Next / Previous / Contents / Shipman's homepage

13. addFile(): Process one file

deduper
# - - -   a d d F i l e

def addFile(fileData, dirName, name):
    '''Add one file to the database if it qualifies.

      [ (fileData is a FileData instance) and
        (dirName is the absolute path of a directory) and
        (name is a name in directory (dirName)) ->
          let
            filePath == os.path.join(dirName, name)
          in ->
            if filePath refers to a readable non-link file of size
            LARGE_SIZE or greater ->
              fileData  +:=  a new FilePath with path (filePath)
                  and hash (sha256 hex digest of that file)
            else if filePath is unreadable ->
                sys.stderr  +:=  error message, (name) is unreadable
            else -> I ]
    '''

The first order of business is to assemble the absolute path name of the file to be considered.

deduper
    #-- 1
    # [ filePath  :=  dirName + "/" + name ]
    filePath = os.path.join(dirName, name)

Next we try to retrieve the file's information. This may fail, in which case we'll write an error message and return.

If the file is a soft link, the os.lstat() function gives us the status tuple for the link, not for the file referenced. In practice, that means that this script ignores soft links, because they don't take a lot of disk space.

The constant stat.ST_MODE specifies the index within the status tuple of the mode word, and stat.ST_SIZE is the index of the file size.

deduper
    #-- 2
    # [ if filePath can be statted ->
    #     mode  :=  the file's mode word
    #     fileSize  :=  the file's size
    #   else ->
    #     sys.stderr  +:=  error message, (filePath) is unreadable
    #     return ]
    try:
        statusTuple = os.lstat(filePath)
        mode = statusTuple[stat.ST_MODE]
        fileSize = statusTuple[stat.ST_SIZE]
    except Exception as x:
        message("*** Can't stat {0}: {1}".format(filePath, x))
        return

The stat.S_ISREG() function tests the mode word to see if it represents a regular file. We ignore directories, devices, and other oddments.

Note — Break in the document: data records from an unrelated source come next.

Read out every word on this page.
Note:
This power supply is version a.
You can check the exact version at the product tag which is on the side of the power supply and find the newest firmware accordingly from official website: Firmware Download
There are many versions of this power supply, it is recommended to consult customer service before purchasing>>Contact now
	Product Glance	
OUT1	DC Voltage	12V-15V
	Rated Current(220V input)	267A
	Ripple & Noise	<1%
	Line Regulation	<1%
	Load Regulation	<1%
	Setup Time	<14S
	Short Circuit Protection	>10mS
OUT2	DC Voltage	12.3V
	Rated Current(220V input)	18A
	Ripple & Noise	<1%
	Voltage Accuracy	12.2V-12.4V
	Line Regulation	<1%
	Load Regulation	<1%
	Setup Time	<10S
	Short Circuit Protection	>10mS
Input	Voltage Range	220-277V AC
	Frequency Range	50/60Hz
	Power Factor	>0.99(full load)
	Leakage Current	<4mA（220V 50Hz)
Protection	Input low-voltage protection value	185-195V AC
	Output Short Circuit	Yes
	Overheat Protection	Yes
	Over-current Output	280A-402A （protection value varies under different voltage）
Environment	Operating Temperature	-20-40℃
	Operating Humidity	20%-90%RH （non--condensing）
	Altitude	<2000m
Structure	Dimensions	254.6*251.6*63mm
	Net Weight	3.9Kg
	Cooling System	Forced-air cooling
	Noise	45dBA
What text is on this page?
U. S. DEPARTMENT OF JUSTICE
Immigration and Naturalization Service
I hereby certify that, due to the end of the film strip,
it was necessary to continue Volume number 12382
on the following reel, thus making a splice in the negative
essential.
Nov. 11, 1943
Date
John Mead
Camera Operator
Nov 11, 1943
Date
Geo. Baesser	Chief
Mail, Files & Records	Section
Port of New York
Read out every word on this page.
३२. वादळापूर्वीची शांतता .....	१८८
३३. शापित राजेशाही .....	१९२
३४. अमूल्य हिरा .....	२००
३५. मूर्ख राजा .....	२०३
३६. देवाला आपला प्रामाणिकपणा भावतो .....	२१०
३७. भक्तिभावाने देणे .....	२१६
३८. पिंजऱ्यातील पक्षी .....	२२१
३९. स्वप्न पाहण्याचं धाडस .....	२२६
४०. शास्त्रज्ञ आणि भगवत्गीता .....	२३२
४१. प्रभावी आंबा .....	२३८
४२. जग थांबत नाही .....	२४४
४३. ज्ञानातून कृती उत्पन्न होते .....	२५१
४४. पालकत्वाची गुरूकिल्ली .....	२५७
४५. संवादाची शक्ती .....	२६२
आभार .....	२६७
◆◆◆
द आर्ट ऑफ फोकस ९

The reason we record the minimum file size in the FileData instance is because the os.path.walk() passes only one thing to the visitor function, and the logic at this level needs both the database and the minimum size.

deduper
    #-- 3
    # [ if (mode does not describe a regular file) or
    #   (fileSize < fileData.minSize) ->
    #     return
    #   else -> I ]
    if ((not stat.S_ISREG(mode)) or
        (fileSize < fileData.minSize)):
        return

At this point we know that the file is readable and sufficiently large to be of interest. For the logic that computes the hash digest, see Section 14, “hashFile(): Compute a file's hash digest”. If that function fails for any reason, it returns None, otherwise it returns the hash digest as a string.

deduper
    #-- 4
    # [ if filePath is readable ->
    #     hash  :=  sha256 hex digest of that file
    #   else ->
    #     return ]
    hash = hashFile(filePath)
    if hash is None:
        return

Now we have everything we need to add a row to the table: the path, the hash, and the size. See Section 17, “class FileData: The database” for the .add() method.

deduper
    #-- 4
    # [ fileData  +:=  a new row for path=filePath, hash=hash,
    #                  and size=fileSize ]
    fileData.add(filePath, hash, fileSize)